Lastly, there is a disconnect between teachers' knowledge and practices, bullying policies, and the role of school administrators. The teachers in this systematic review demonstrated knowledge about bullying from different sources, but few from formal training or school administration sources. Teachers saw school administrators as ultimately responsible for addressing bullying, selecting training programs, as well as setting and enforcing bullying policies (even though, some teachers resolved bullying problems inside the classroom). We argue that the disconnect between teachers, bullying policies and school administrators may close the door to effective bullying prevention, including the use of systemic approaches, and lead to inconsistencies in the ways bullying is addressed. Not involving all stakeholders often implies that regulatory responses to bullying rely on punitive approaches, such as suspension and expulsion : limiting teachers’ role to reporting incidents and referring students to administrators. Although data sharing should be part of bullying interventions, our findings indicated that this approach limits the integration of student-centered and community approaches that have been proven more efficient, not only in remedying but in preventing bullying .
Ongoing efforts in reducing bullying and improving school climate are needed. Since early 2000, policymakers have instituted many measures, including zero-tolerance policies; yet, these policies have failed to provide significant results in increasing safety or create responsive school cultures.

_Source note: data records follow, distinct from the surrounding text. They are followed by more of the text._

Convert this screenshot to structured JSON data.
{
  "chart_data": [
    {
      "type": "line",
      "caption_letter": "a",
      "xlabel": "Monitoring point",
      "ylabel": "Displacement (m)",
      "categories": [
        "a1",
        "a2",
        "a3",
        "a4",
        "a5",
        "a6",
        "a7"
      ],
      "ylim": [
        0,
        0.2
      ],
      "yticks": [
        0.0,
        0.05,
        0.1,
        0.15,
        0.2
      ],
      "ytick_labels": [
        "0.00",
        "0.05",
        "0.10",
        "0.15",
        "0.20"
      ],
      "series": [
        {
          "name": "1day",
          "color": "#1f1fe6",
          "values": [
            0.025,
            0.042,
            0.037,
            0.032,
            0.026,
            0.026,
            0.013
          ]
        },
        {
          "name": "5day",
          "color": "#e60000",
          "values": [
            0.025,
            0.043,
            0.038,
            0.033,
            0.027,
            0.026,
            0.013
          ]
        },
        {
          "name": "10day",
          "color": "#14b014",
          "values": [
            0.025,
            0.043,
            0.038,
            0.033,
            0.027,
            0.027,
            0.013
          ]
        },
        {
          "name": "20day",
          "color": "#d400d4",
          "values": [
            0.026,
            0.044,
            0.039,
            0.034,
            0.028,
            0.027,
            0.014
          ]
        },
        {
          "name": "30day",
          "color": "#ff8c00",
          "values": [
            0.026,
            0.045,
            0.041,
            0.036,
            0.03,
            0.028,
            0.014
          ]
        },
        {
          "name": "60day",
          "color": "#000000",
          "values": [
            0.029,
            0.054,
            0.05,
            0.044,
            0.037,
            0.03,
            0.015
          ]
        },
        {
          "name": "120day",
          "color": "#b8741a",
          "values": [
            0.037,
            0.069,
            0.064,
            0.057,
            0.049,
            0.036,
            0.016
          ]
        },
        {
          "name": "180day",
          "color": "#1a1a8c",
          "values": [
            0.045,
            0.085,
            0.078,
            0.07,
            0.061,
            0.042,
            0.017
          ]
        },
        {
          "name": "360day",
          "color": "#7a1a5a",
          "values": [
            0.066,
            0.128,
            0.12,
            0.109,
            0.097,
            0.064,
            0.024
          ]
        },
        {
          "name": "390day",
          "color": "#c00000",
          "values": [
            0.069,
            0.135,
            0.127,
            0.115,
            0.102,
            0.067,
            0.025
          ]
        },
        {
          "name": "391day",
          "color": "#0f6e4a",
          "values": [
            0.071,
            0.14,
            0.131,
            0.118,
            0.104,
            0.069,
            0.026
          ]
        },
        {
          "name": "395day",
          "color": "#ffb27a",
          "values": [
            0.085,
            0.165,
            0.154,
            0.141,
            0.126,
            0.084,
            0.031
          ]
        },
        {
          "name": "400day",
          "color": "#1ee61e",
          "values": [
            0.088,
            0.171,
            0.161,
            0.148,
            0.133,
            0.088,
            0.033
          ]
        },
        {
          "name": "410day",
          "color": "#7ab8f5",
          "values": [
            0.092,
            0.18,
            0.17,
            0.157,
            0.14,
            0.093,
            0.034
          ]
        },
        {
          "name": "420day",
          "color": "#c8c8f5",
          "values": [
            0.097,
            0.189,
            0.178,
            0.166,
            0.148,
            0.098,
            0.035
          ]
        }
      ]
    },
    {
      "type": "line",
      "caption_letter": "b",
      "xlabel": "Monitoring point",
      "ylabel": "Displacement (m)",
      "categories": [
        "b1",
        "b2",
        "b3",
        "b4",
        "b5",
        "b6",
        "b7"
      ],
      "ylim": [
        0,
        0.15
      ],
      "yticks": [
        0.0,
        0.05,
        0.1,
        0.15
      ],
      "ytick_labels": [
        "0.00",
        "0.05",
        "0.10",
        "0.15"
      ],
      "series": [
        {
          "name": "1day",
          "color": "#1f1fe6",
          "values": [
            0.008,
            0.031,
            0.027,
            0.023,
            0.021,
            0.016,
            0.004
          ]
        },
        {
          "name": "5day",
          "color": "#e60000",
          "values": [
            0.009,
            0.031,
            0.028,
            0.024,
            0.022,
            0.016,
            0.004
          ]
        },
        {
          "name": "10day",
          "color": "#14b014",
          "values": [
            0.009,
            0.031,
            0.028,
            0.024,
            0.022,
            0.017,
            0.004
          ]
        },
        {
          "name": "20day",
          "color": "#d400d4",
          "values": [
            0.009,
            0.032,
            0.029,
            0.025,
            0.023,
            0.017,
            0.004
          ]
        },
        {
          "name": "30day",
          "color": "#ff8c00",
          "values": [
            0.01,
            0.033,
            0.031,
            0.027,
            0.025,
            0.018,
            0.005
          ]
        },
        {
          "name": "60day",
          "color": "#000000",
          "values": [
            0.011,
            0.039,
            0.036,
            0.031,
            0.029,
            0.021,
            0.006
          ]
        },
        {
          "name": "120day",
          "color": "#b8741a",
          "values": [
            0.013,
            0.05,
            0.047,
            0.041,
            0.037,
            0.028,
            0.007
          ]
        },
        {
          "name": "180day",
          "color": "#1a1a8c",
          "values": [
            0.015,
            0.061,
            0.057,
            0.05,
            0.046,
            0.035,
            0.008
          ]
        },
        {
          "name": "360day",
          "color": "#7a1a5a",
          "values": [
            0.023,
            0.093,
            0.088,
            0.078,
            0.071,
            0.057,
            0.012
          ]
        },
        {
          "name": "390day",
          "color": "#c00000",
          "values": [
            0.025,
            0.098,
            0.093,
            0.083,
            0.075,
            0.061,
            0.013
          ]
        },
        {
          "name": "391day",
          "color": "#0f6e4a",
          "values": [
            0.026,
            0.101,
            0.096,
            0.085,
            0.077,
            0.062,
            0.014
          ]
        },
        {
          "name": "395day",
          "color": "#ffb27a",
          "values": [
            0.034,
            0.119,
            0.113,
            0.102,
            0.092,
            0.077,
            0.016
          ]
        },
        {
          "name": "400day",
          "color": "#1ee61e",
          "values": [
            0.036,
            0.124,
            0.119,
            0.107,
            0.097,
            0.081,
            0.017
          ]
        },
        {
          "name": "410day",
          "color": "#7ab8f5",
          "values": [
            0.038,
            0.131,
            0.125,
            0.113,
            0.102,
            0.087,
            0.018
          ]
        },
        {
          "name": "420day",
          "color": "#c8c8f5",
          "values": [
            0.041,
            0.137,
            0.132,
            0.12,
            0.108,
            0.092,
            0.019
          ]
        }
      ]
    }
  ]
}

Policies often lack the conceptual framework or are not clearly defined, not enough to be operationalized. A clear stand on bullying might help along with the proper early delivery and linkages of services as well as resources for the student population. Also, a lack of attention to training staff, addressing misleading practices, persists. Training serves a pivotal role in prevention and fostering a positive school climate and to be effective training needs to be consistent and ongoing. Teachers need time during the school year to implement and revisit anti-bullying lessons. The allocation of time to implement an anti-bullying curriculum without fear of retribution (for taking time away from preparing students for high-stakes testing) can help teachers address bullying issues throughout the year. There is also a need to foster partnerships with community agencies and work with policymakers to secure funding for training that will result in the dismantling of bullying and eliminate the culture of violence prevalent in and outside schools. A sustainable and positive climate within schools is the result of collaboration among teachers, administrators, families, communities, as well as public and private institutions alike. More research is needed to understand the ways teachers’ anti-bullying training will support these efforts.